Dalam lanskap seperti ini, moralitas tidak lagi diukur oleh prinsip, tetapi oleh persepsi. Yang menentukan bukan lagi apakah sesuatu itu adil dan bertanggung jawab, melainkan apakah ia terasa nyaman bagi selera mayoritas. Media sosial kemudian berfungsi sebagai ruang produksi makna, tempat citra dibangun, dipertahankan, dan dihancurkan. Siapa yang mampu menjaga tampilan moralnya sering kali lebih mudah dimaafkan, sementara kejujuran yang tidak sesuai ekspektasi publik justru menjadi sasaran kecaman.
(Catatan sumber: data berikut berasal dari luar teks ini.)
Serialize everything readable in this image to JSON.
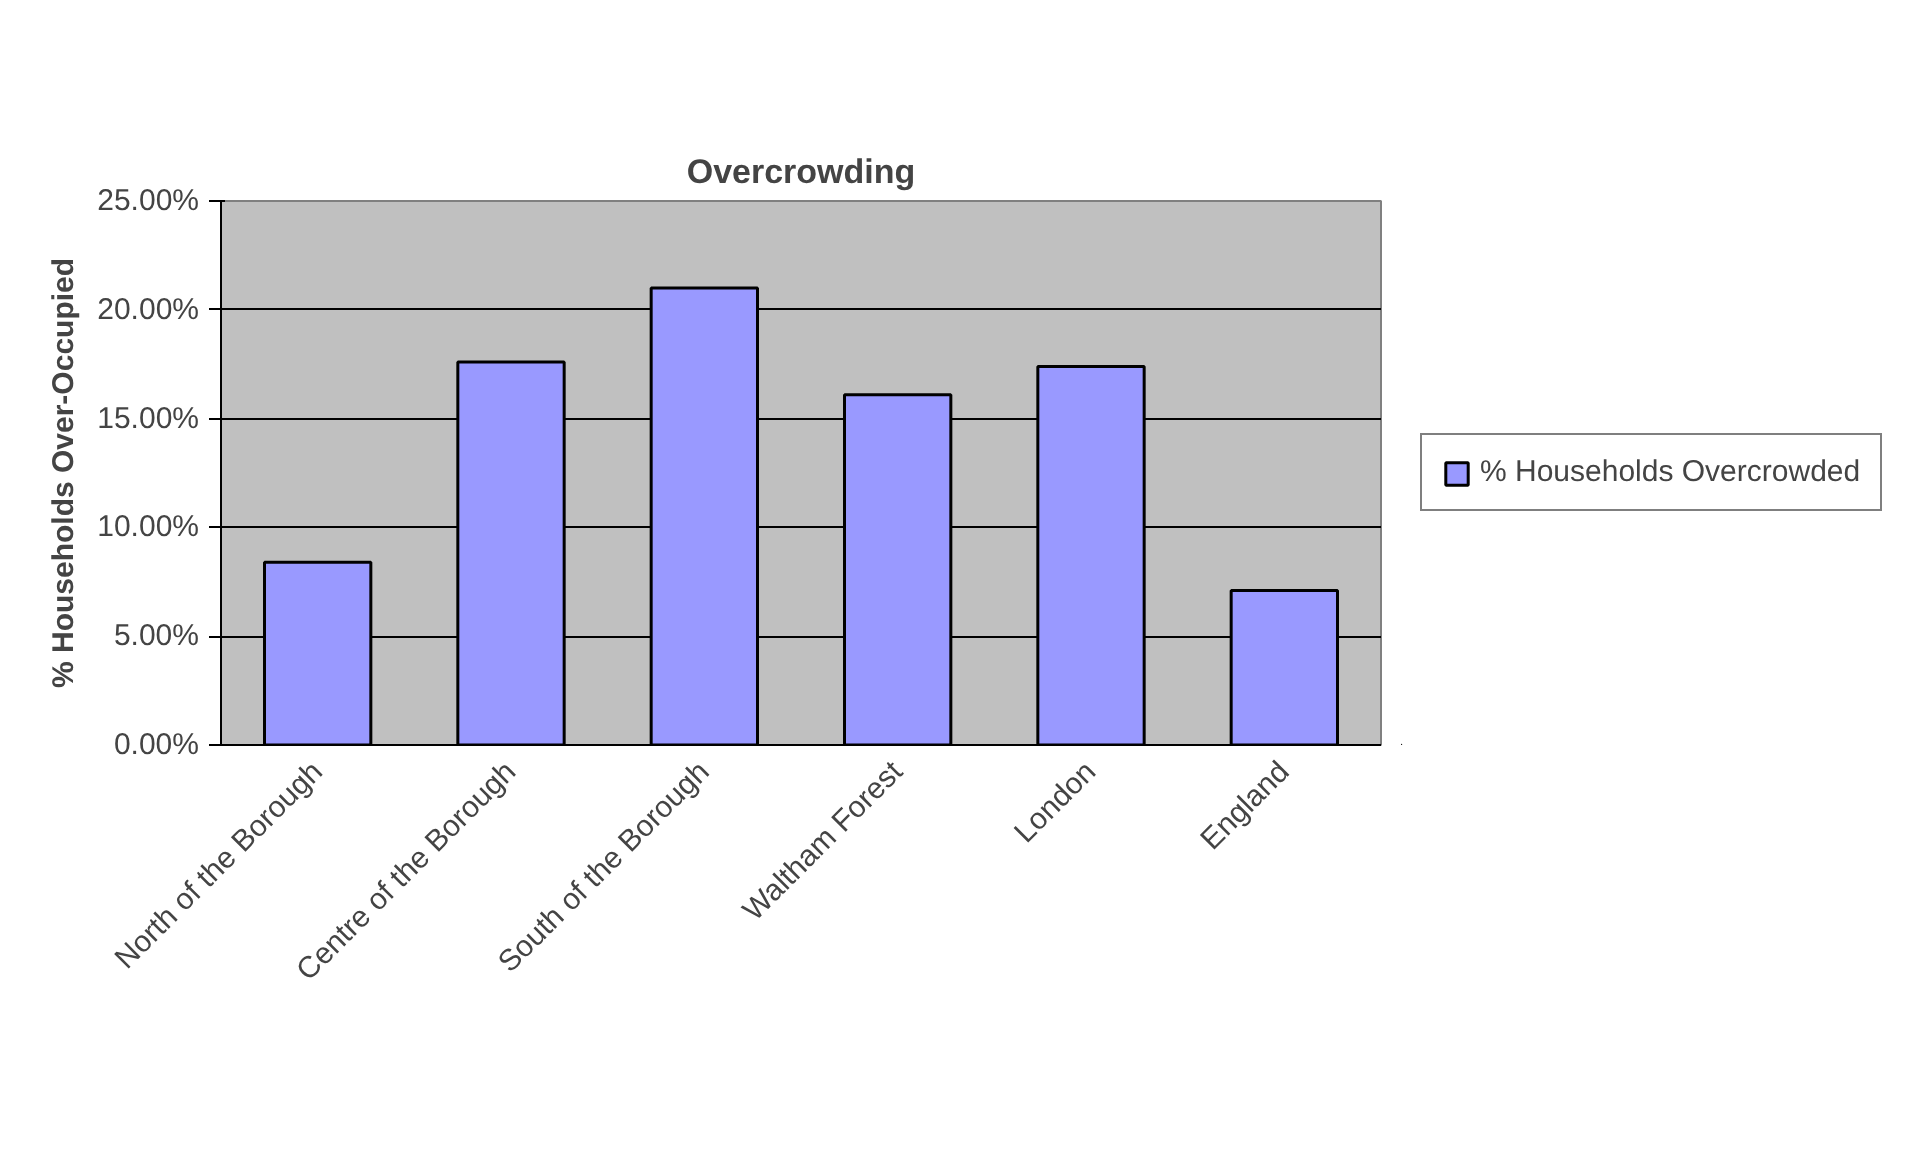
{
  "chart_data": {
    "type": "bar",
    "title": "Overcrowding",
    "ylabel": "% Households Over-Occupied",
    "categories": [
      "North of the Borough",
      "Centre of the Borough",
      "South of the Borough",
      "Waltham Forest",
      "London",
      "England"
    ],
    "series": [
      {
        "name": "% Households Overcrowded",
        "color": "#9999ff",
        "values": [
          8.4,
          17.6,
          21.0,
          16.1,
          17.4,
          7.1
        ]
      }
    ],
    "ylim": [
      0,
      25
    ],
    "yticks": [
      {
        "value": 0,
        "label": "0.00%"
      },
      {
        "value": 5,
        "label": "5.00%"
      },
      {
        "value": 10,
        "label": "10.00%"
      },
      {
        "value": 15,
        "label": "15.00%"
      },
      {
        "value": 20,
        "label": "20.00%"
      },
      {
        "value": 25,
        "label": "25.00%"
      }
    ],
    "grid": "y",
    "legend": "right"
  }
}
Paradoks pun muncul dengan gamblang. Perilaku yang secara agama dan hukum jelas halal, namun menuntut komitmen, kejujuran, dan tanggung jawab, justru kerap diposisikan sebagai aib sosial. Sebaliknya, perilaku yang secara etika bermasalah—selama tersembunyi rapi atau dibungkus narasi privasi—sering kali dibiarkan berlalu tanpa koreksi berarti. Moralitas bergeser dari nilai ke rasa; dari kebenaran ke kenyamanan.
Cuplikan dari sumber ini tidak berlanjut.